Nieuws - 26 januari 2012


It is winter and the cold air is driving large flocks of geese from northern Europe to the Netherlands. To me, a fantastic sight, especially when a big flock all takes off together.

You see them in shifting clouds and long skeins flying over the land. And it's a real challenge to scan the thousands of greater white-fronted geese and greylag geese to try and spot the occasional lonely lesser white-fronted goose - smaller and characterized by a yellow ring around the eye - or the red-breasted goose with its beautiful markings.
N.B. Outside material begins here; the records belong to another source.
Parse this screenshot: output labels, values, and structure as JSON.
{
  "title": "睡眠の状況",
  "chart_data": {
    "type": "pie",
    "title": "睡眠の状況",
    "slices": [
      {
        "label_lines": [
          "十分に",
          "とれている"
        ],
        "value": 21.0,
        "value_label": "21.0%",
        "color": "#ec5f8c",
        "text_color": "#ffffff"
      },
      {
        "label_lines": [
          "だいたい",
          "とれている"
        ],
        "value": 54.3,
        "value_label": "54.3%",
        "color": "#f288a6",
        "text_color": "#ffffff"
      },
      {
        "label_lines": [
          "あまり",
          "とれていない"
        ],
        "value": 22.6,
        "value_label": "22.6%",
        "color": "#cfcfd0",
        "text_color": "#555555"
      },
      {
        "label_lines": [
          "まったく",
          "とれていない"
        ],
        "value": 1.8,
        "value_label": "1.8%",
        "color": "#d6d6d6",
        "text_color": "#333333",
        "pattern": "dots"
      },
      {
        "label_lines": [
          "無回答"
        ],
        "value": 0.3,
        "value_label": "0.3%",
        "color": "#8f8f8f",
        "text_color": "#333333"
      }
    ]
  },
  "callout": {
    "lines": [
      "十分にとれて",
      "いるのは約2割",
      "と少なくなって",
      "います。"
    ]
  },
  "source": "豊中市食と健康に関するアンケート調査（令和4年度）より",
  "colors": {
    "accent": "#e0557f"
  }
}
But the government is not happy about the geese. Due to exceptionally successful policy, their numbers have exploded in recent years. As a result, the populations now need to be controlled to prevent damage to farmland. The state favours gassing the geese but the EU opposes the plan: there are several protected species at stake. A response I saw recently suggested that gassing would be the most humane solution. As I type these words, my fingers falter because I realize how dreadful they sound in this context. A few years ago, 4,500 geese were gassed on a Natuurmonumenten reserve on the island of Texel. That is a whole truckful.
Greylag, white-fronted, barnacle and bean: geese come in all shapes and sizes. Some species will be spared, if the EU gets its way. So if you're a goose, it's good to be the right kind of goose. The wind is changing to the west and temperatures in the north will soon be rising above zero. But there is still a dark cloud hanging over many geese.